Database Flexibility: Introducing H2¶
The original project tightly coupled development to a running MySQL server. I introduced the H2 in-memory database as a runtime-scoped dependency.
<dependency>
<groupId>com.h2database</groupId>
<artifactId>h2</artifactId>
<scope>runtime</scope>
</dependency>
This structural change allows the application to boot locally in milliseconds without requiring Docker Compose or a native MySQL installation. Because H2 runs entirely within the JVM process and stores data in memory (jdbc:h2:mem:), it provides a zero-infrastructure testing path while retaining identical JPA semantics in the Java code.
Application Code Refactoring: The ALB Edge Cases¶
During the AWS EC2 bare-metal deployment (Phase 4), the application was placed behind an Application Load Balancer (ALB). This surfaced two severe bugs in the application's configuration that caused infinite loops and health check failures. I resolved both by modifying the core application code.

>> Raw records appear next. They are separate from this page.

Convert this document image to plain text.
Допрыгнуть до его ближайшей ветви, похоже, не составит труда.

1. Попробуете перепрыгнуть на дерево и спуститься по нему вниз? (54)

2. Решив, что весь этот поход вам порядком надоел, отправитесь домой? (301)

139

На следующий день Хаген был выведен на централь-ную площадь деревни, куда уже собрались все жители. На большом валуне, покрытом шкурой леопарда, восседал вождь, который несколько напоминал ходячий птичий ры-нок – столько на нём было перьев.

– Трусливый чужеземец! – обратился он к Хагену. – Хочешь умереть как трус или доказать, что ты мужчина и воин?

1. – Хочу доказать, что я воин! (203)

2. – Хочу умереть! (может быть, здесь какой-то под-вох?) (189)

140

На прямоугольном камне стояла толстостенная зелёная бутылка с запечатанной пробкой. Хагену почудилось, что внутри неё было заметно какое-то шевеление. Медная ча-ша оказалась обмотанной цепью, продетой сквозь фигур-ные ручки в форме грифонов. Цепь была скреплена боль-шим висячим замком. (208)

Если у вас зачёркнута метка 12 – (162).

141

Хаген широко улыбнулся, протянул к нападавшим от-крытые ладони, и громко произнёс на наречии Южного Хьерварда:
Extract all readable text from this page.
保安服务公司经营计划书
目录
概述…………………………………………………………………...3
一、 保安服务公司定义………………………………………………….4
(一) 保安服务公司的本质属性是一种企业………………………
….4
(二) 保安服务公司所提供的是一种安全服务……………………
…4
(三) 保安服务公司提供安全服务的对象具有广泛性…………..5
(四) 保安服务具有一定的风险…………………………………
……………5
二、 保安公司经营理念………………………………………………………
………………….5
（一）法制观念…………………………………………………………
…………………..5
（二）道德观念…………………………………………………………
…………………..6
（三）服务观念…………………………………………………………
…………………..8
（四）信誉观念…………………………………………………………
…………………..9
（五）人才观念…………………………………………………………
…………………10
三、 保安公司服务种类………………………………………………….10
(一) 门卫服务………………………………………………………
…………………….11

1. The Health Check Redirect Bug¶
The Symptom: The AWS Auto Scaling Group continuously terminated and replaced EC2 instances because the ALB marked them as unhealthy. The Diagnosis: Curling /actuator/health locally returned a 302 Redirect instead of a 200 OK. The Root Cause: Spring Security's .anyRequest().authenticated() catch-all intercepted the unauthenticated ALB health checker and redirected it to the /login page. The Fix: I modified SecurityConfig.java to explicitly permit the actuator endpoint before the catch-all:
.authorizeHttpRequests(authz -> authz
.requestMatchers("/register").permitAll()

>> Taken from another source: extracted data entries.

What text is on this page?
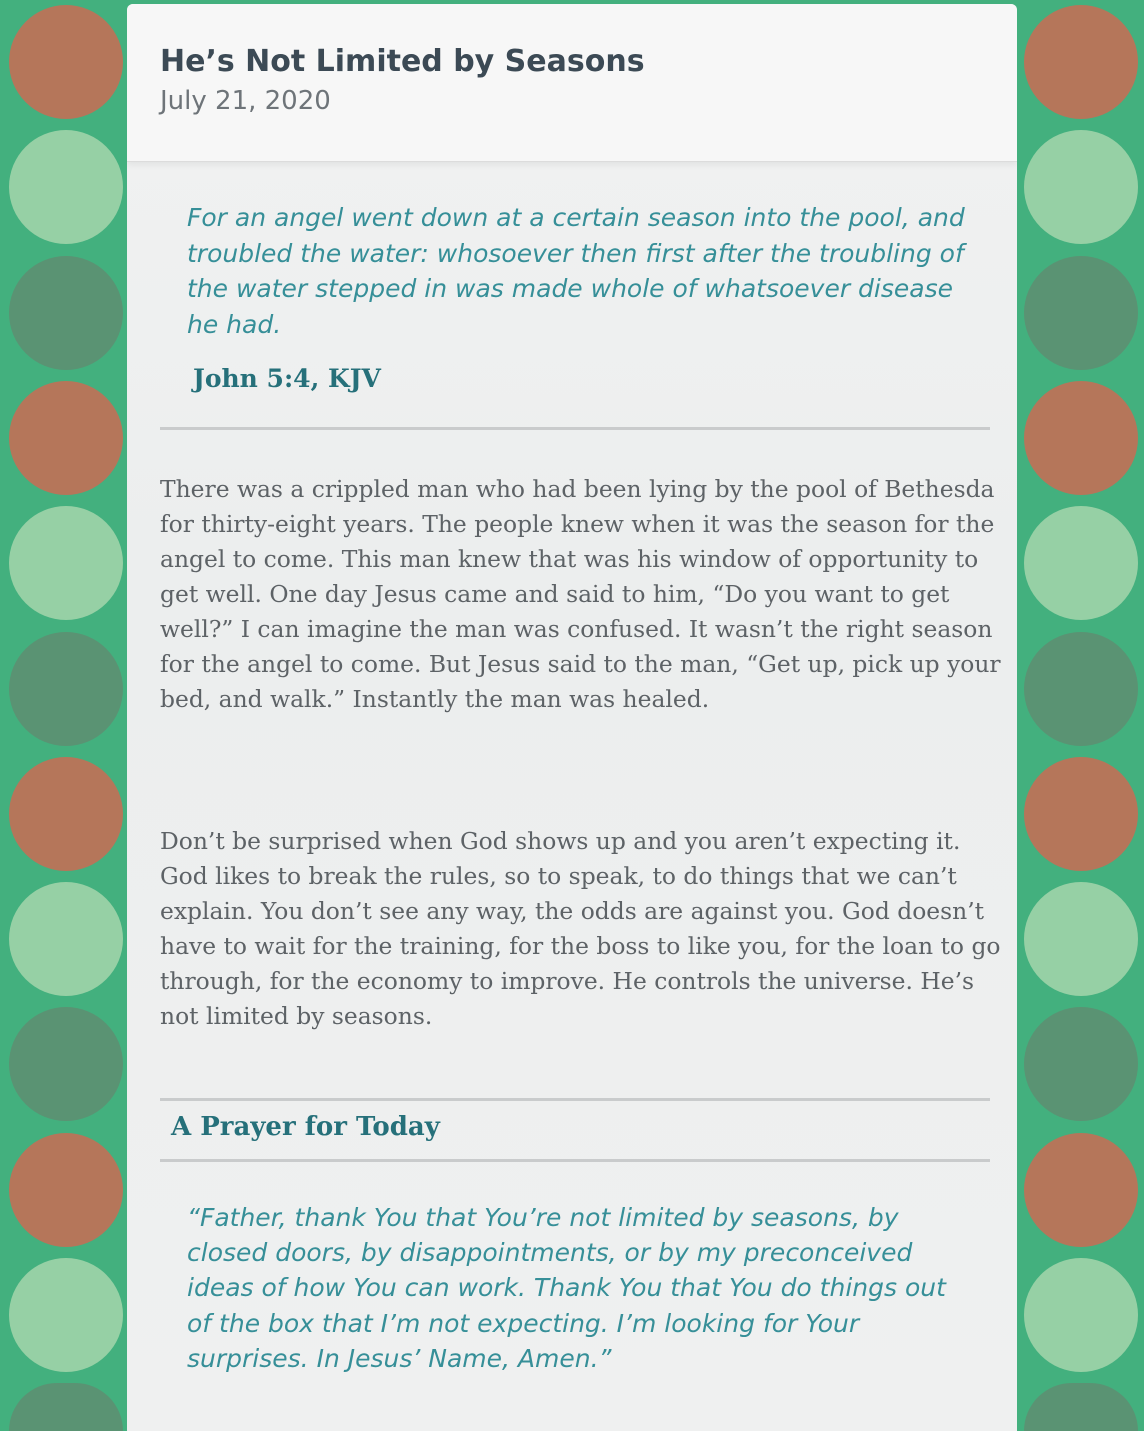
He’s Not Limited by Seasons
July 21, 2020
For an angel went down at a certain season into the pool, and troubled the water: whosoever then first after the troubling of the water stepped in was made whole of whatsoever disease he had.
John 5:4, KJV
There was a crippled man who had been lying by the pool of Bethesda for thirty-eight years. The people knew when it was the season for the angel to come. This man knew that was his window of opportunity to get well. One day Jesus came and said to him, “Do you want to get well?” I can imagine the man was confused. It wasn’t the right season for the angel to come. But Jesus said to the man, “Get up, pick up your bed, and walk.” Instantly the man was healed.
Don’t be surprised when God shows up and you aren’t expecting it. God likes to break the rules, so to speak, to do things that we can’t explain. You don’t see any way, the odds are against you. God doesn’t have to wait for the training, for the boss to like you, for the loan to go through, for the economy to improve. He controls the universe. He’s not limited by seasons.
A Prayer for Today
“Father, thank You that You’re not limited by seasons, by closed doors, by disappointments, or by my preconceived ideas of how You can work. Thank You that You do things out of the box that I’m not expecting. I’m looking for Your surprises. In Jesus’ Name, Amen.”
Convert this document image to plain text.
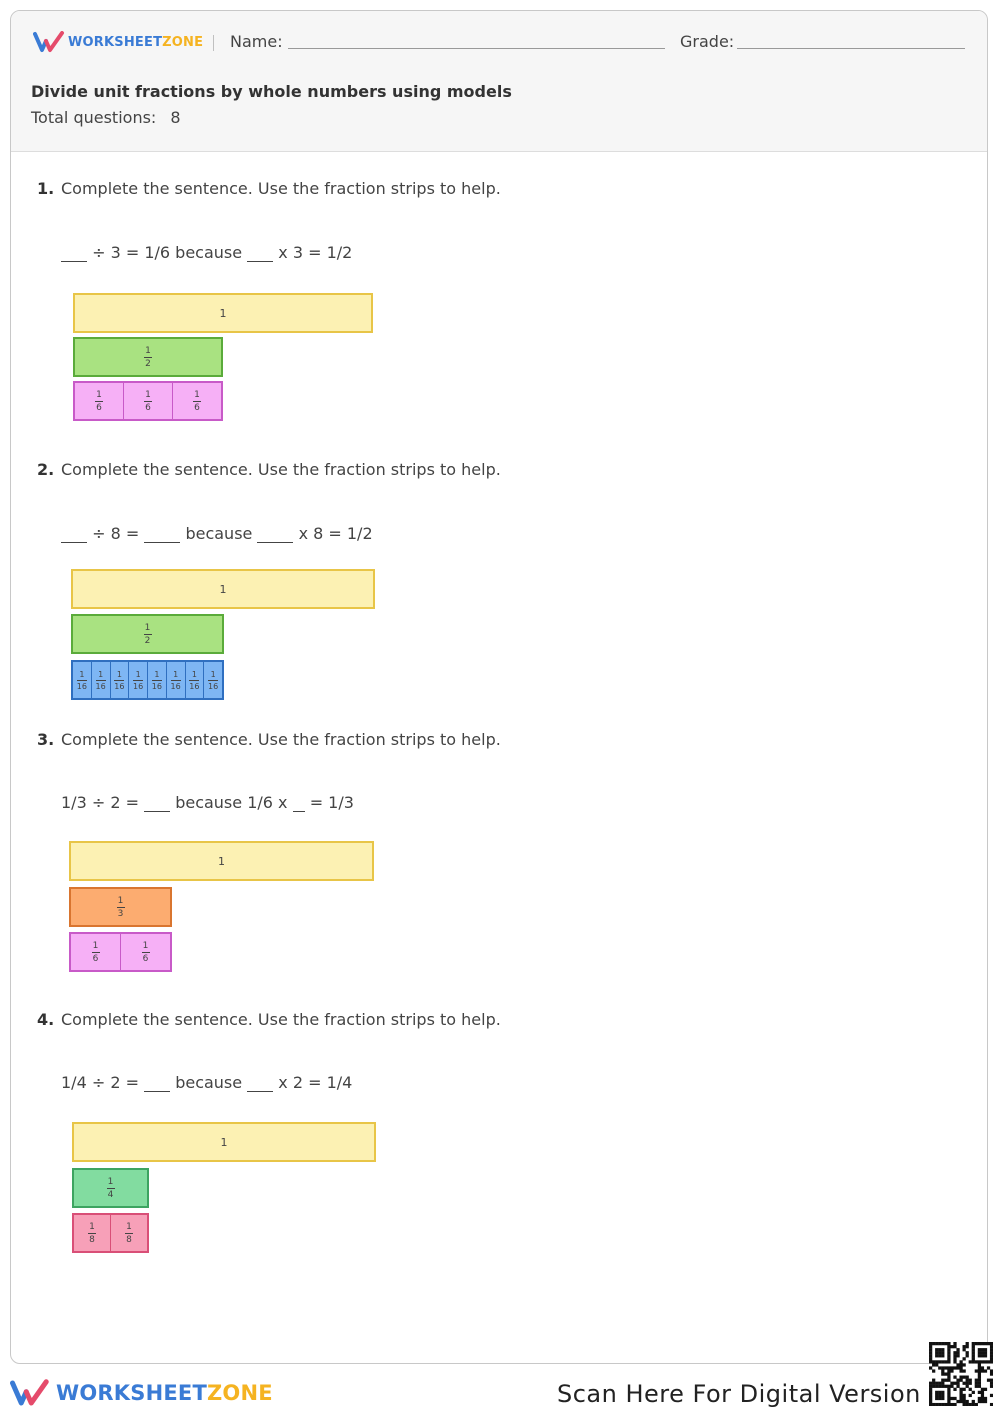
WORKSHEETZONE Name:	Grade:
Divide unit fractions by whole numbers using models
Total questions: 8
1. Complete the sentence. Use the fraction strips to help.
÷ 3 = 1/6 because x 3 = 1/2
1
$\frac{1}{2}$
$\frac{1}{6}$	$\frac{1}{6}$	$\frac{1}{6}$
2. Complete the sentence. Use the fraction strips to help.
÷ 8 =	because	x 8 = 1/2
1
$\frac{1}{2}$
$\frac{1}{16} \frac{1}{16} \frac{1}{16} \frac{1}{16} \frac{1}{16} \frac{1}{16} \frac{1}{16} \frac{1}{16}$
3. Complete the sentence. Use the fraction strips to help.
1/3 ÷ 2 = because 1/6 x = 1/3
1
$\frac{1}{3}$
$\frac{1}{6}$	$\frac{1}{6}$
4. Complete the sentence. Use the fraction strips to help.
1/4 ÷ 2 = because x 2 = 1/4
1
$\frac{1}{4}$
$\frac{1}{8}$	$\frac{1}{8}$
WORKSHEETZONE	Scan Here For Digital Version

.requestMatchers("/actuator/health").permitAll() // ← Added bypass
.anyRequest().authenticated()
)
2. The HTTPS Login Redirect Loop¶
The Symptom: Users could access the login page over HTTPS, but submitting valid credentials resulted in an infinite redirect loop back to /login. The Diagnosis: The ALB handled SSL termination (443), but forwarded traffic to the EC2 instances over HTTP (8000).
The Root Cause:
- Because Spring Boot received HTTP traffic, it generated
http://redirects post-login. The browser, enforcing HTTPS, upgraded the request but lost the session context. - The session cookie lacked the
SecureandSameSiteattributes, causing modern browsers to silently drop the session cookie over cross-context boundaries.

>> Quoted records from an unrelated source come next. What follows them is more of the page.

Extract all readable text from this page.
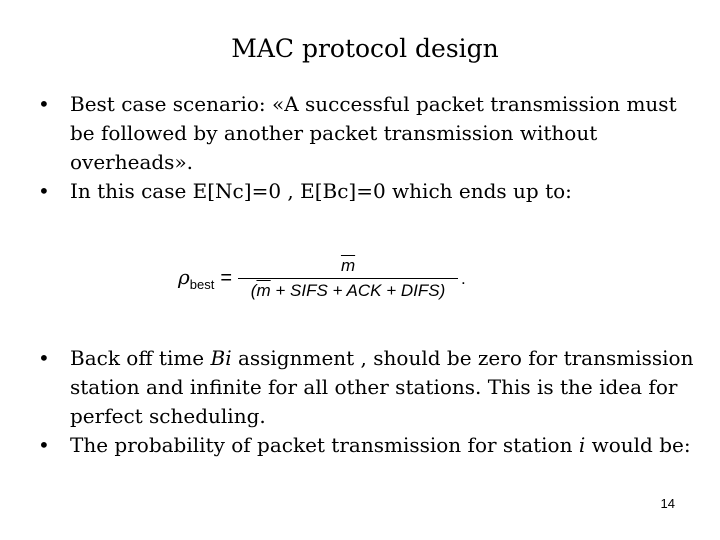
MAC protocol design
•	Best case scenario: «A successful packet transmission must be followed by another packet transmission without overheads».
•	In this case E[Nc]=0 , E[Bc]=0 which ends up to:
$\rho_{best} = \frac{\overline{m}}{(\overline{m} + SIFS + ACK + DIFS)}$ .
•	Back off time Bi assignment , should be zero for transmission station and infinite for all other stations. This is the idea for perfect scheduling.
•	The probability of packet transmission for station i would be:
14
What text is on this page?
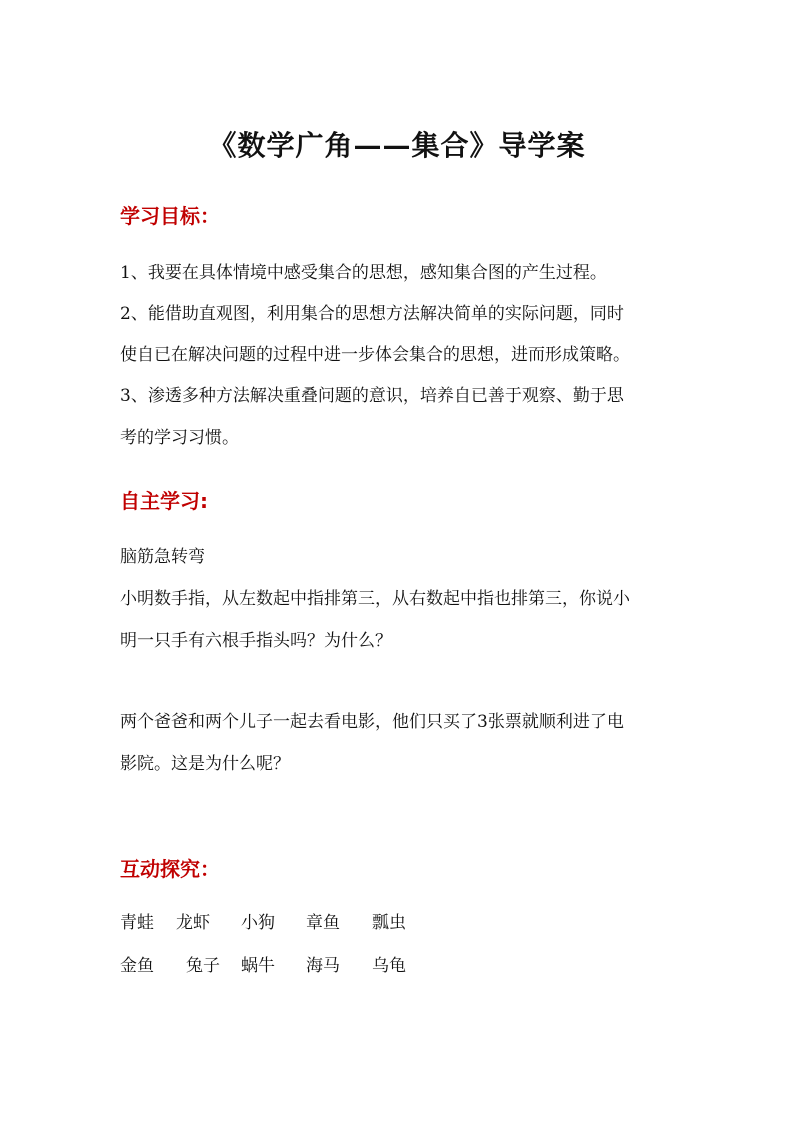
《数学广角——集合》导学案
学习目标：
1、我要在具体情境中感受集合的思想，感知集合图的产生过程。
2、能借助直观图，利用集合的思想方法解决简单的实际问题，同时
使自已在解决问题的过程中进一步体会集合的思想，进而形成策略。
3、渗透多种方法解决重叠问题的意识，培养自已善于观察、勤于思
考的学习习惯。
自主学习:
脑筋急转弯
小明数手指，从左数起中指排第三，从右数起中指也排第三，你说小
明一只手有六根手指头吗？为什么？
两个爸爸和两个儿子一起去看电影，他们只买了3张票就顺利进了电
影院。这是为什么呢？
互动探究：
青蛙 龙虾 小狗 章鱼 瓢虫
金鱼 兔子 蜗牛 海马 乌龟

The Fix: I injected three critical properties into application.properties to force Spring Boot to trust the ALB's X-Forwarded-Proto: https header and harden the session cookies:
# Trust X-Forwarded-Proto header from ALB
server.forward-headers-strategy=native
# Hardened session cookie requirements
server.servlet.session.cookie.secure=true
server.servlet.session.cookie.same-site=lax
These code-level modifications transformed a fragile local application into a robust, cloud-native artifact capable of surviving TLS termination and aggressive load balancer health checks.